明里紗はそこで千空を呼んだ。千空の両親の話と男が言ったからだ。
男が悲痛な面持ちで言った。

「千空君の御両親は黎明の天秤という組織、私達の最大の敵と戦っていてお亡くなりになった。」

明里紗は衝撃を受けた。

家事を放棄した母親の代わりに昼食を作ってくれたのは千空の母だった。
千空は何があったのかわからない様子で首を傾げている。

わかっていないわけではないだろう。千空は賢い。”死”の意味ぐらい知っている。
ただ、理解できないだけだ。両親が死んだとはどういうことか。

男の言葉は続く。

「そして君の父親は、千空君の御両親と一緒にいて巻き込まれた。」
「死んだんですか?」

心の中とは裏腹に、冷静な言葉を紡ぐ口。

「いや、無事だ。だが、意識が無い。目覚める可能性は低い。」

明里紗の父親は植物状態になってしまったのだ。

「奴等が君達を狙っている可能性がある。君の母親と共に日本へ飛んでくれ。
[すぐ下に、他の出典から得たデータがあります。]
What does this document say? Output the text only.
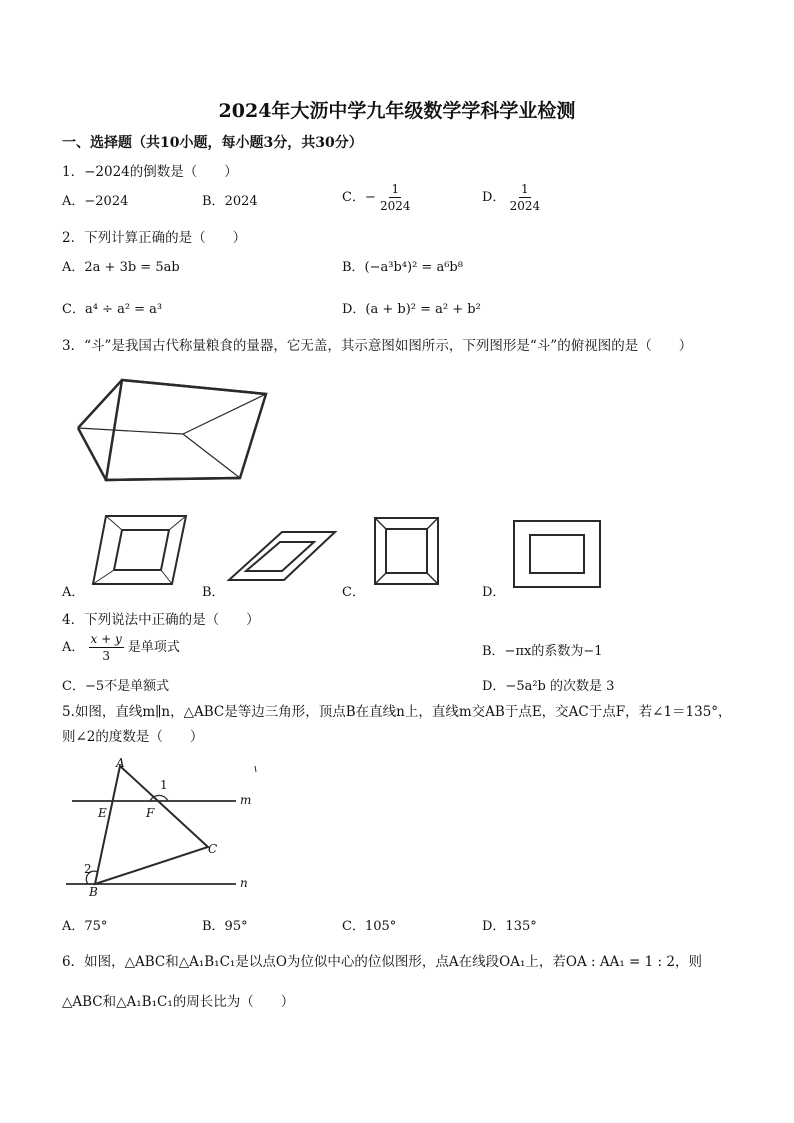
2024年大沥中学九年级数学学科学业检测
一、选择题（共10小题，每小题3分，共30分）
1．−2024的倒数是（　　）
A．−2024	B．2024	C．− $\frac{1}{2024}$	D． $\frac{1}{2024}$
2．下列计算正确的是（　　）
A．2a + 3b = 5ab	B．(−a³b⁴)² = a⁶b⁸
C．a⁴ ÷ a² = a³	D．(a + b)² = a² + b²
3．“斗”是我国古代称量粮食的量器，它无盖，其示意图如图所示，下列图形是“斗”的俯视图的是（　　）
A．	B．	C．	D．
4．下列说法中正确的是（　　）
A． $\frac{x + y}{3}$ 是单项式	B．−πx的系数为−1
C．−5不是单额式	D．−5a²b 的次数是 3
5.如图，直线m∥n，△ABC是等边三角形，顶点B在直线n上，直线m交AB于点E，交AC于点F，若∠1＝135°，
则∠2的度数是（　　）
A
B
C
E	F
m
n
1
2
A．75°	B．95°	C．105°	D．135°
6．如图，△ABC和△A₁B₁C₁是以点O为位似中心的位似图形，点A在线段OA₁上，若OA : AA₁ = 1 : 2，则
△ABC和△A₁B₁C₁的周长比为（　　）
」
「ちーは?」

明里紗は言った。
色々なことが突然起こって、状況はよく分かっていなかった。
しかし、千空をイギリスに置いて行ってはいけないと思った。

「君の母親に一緒に連れて行ってくれるように言ってある。
はやく荷物をまとめるんだ。君の母親が空港で待っている。」




「それで、あたしたちは日本に来た。
でも、日本に来た途端、母さんは、あたしと親父を捨ててどこかに行った。
『もうこんなわけのわからないことは嫌だ。』って言ってね。」

そこで、明里紗の話は終わった。 千空は苦々しげに言う。

「あのとき、俺は何もできなかったな。俺を狙って来た魔物と戦ったのも明里紗だった。」
「まぁ、家のことは千空にまかせてたからね。」

錬太が2人の会話を遮るように言った。

「あの、世界魔法協会って何ですか?」

「世界魔法協会は、トレゾールを守ろうとする魔術師たちが加盟する。
主に加盟者に何かあった場合、家族に報告する。
明里紗の場合は、俺の両親と親しかったから、魔力は無いが、加盟していたんだ。WMSと呼ばれることもある。」

千空の答えに錬太が納得したように頷くのを見た後、明里紗は立ち上がった。

「もう遅い。千空は訓練。それ以外は寝た方がいい。明日、起きられないよ。」

明里紗の言葉に千空が立ち上がり、階段を上っていく。

続いて錬太、華恋、悠夜、まなも階段を上り、ローレンスは食器を片づける。

今、自分を捨てた母親はどうしているだろうか。

明里紗は思い、感傷的になっている自分に苦笑して歩きだした。